La Cour européenne des droits de l’homme (quatrième section), siégeant le 5 juillet 2022 en un comité composé de :

Armen Harutyunyan, président,
Jolien Schukking,
Ana Maria Guerra Martins, juges,
et de Ilse Freiwirth, greffière adjointe de section,

Vu la requête (no 76551/16) dirigée contre la République portugaise et dont un ressortissant mozambicain et portugais, M. Rahil Samsser Khan (« le requérant »), né en 1951 et résidant à Maputo, au Mozambique, représenté par Me J.M. Formosinho Sanchez et Me A. Mota Gomes, avocats à Lisbonne, a saisi la Cour le 2 décembre 2016 en vertu de l’article 34 de la Convention de sauvegarde des droits de l’homme et des libertés fondamentales (« la Convention »),

Vu la décision de porter la requête à la connaissance du gouvernement portugais (« le Gouvernement »), représenté par son agente, Mme M.F. da Graça Carvalho, procureure générale adjointe,

Vu les observations des parties,

Après en avoir délibéré, rend la décision suivante :

OBJET DE l’AFFAIRE

1. L’affaire concerne le décès de l’épouse du requérant (Mme O.) consécutivement à une intervention chirurgicale réalisée par la technique du court-circuit gastrique (bypass gastrique), pratiquée dans un hôpital privé.
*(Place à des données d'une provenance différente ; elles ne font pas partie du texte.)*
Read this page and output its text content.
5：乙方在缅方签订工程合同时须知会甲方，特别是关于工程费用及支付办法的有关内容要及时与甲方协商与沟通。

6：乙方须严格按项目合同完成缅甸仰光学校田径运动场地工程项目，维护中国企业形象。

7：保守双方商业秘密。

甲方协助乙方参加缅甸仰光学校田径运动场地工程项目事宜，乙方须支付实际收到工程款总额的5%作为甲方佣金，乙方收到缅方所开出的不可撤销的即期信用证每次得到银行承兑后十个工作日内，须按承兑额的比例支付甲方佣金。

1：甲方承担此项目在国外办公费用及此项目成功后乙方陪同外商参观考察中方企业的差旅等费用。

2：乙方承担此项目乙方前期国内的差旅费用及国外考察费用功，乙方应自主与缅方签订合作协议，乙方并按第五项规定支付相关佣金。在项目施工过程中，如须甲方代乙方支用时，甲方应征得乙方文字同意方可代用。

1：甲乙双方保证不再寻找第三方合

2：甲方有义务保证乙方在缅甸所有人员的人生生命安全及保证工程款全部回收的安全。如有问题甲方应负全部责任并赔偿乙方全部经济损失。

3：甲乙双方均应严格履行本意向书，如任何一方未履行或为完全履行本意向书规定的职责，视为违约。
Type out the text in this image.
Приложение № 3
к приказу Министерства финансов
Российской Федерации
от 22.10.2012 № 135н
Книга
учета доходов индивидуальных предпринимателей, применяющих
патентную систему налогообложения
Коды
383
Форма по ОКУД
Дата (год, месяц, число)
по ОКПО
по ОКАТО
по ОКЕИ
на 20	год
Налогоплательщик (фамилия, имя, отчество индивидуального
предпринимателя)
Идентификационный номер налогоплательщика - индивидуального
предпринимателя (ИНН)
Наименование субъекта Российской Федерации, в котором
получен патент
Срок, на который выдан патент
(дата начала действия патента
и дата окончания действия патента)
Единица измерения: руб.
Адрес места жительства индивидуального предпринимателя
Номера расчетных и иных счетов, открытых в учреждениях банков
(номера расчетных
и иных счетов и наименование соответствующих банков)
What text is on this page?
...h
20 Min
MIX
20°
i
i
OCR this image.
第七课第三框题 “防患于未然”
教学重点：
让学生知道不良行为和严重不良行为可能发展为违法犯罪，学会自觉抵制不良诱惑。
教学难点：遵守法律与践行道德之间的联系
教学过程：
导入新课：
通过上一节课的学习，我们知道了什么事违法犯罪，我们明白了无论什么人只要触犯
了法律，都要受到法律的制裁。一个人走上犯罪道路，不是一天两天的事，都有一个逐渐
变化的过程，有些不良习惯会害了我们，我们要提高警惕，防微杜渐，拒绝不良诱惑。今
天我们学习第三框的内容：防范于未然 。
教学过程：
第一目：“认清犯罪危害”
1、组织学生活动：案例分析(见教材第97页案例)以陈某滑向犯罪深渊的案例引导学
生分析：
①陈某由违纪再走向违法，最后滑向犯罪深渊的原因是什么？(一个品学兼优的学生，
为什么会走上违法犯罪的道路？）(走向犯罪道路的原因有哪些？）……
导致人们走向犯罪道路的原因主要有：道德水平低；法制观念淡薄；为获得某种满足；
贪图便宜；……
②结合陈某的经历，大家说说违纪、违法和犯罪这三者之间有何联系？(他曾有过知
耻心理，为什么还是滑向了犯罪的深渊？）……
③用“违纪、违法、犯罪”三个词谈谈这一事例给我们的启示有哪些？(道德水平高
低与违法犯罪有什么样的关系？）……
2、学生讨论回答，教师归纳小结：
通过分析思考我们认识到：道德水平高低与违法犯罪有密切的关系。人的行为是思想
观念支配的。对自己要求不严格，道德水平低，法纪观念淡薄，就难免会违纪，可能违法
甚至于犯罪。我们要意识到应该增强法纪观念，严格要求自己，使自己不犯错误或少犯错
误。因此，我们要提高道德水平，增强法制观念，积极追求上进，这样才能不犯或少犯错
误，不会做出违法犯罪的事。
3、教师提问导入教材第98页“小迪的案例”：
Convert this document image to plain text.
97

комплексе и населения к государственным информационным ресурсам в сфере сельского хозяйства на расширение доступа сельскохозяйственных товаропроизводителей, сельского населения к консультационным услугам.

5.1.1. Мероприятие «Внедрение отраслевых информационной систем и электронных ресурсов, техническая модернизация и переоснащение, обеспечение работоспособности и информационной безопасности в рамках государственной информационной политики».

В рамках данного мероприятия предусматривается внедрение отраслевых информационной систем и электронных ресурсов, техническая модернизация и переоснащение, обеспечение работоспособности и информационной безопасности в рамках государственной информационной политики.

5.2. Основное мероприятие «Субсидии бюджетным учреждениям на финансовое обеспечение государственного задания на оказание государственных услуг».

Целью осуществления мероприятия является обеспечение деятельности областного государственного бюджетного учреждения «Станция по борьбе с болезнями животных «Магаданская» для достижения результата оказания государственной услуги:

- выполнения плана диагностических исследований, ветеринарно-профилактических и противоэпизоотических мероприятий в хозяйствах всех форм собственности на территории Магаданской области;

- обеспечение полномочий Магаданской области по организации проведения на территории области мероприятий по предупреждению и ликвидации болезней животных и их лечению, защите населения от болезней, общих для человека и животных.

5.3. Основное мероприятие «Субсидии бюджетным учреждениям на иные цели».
Le requérant formule des griefs sur le terrain des articles 2 et 6 de la Convention.

2. Au cours de l’année 2012, Mme O. consulta M.S., un chirurgien portugais, à l’hôpital de Maputo au Mozambique au sujet du problème d’obésité morbide dont elle souffrait. Elle se rendit au Portugal et, le 15 novembre 2013, à 12 h 13, elle subit une intervention chirurgicale réalisée par un court-circuit gastrique, pratiquée par M.S. dans un hôpital privé à Faro. Le 17 novembre 2013, à 8 h 38, souffrant de douleurs abdominales aigües, elle subit une nouvelle opération chirurgicale. Au cours de celle-ci, une nécrose décelée sur une partie de l’estomac fut retirée. Le lendemain, à 6 h 30, Mme O. décéda.

3. Le décès fut porté à la connaissance du parquet près le tribunal de Faro. Une enquête fut ouverte d’office. Le 19 novembre 2013, le corps de Mme O. fut autopsié à l’institut de médecine légale (« IML ») de Faro. D’après le rapport d’autopsie, établi le 20 février 2014, Mme O. était décédée d’une embolie pulmonaire. Tout en reconnaissant qu’il ne disposait pas des éléments pour déterminer l’ensemble des causes du décès, le médecin légiste conclut que le décès avait été causé par des complications post-opératoires, eu égard à l’obésité morbide et à l’état de santé fragile de Mme O. Il releva aussi qu’aucune erreur ou omission n’avait été décelée au niveau de l’intervention chirurgicale en cause.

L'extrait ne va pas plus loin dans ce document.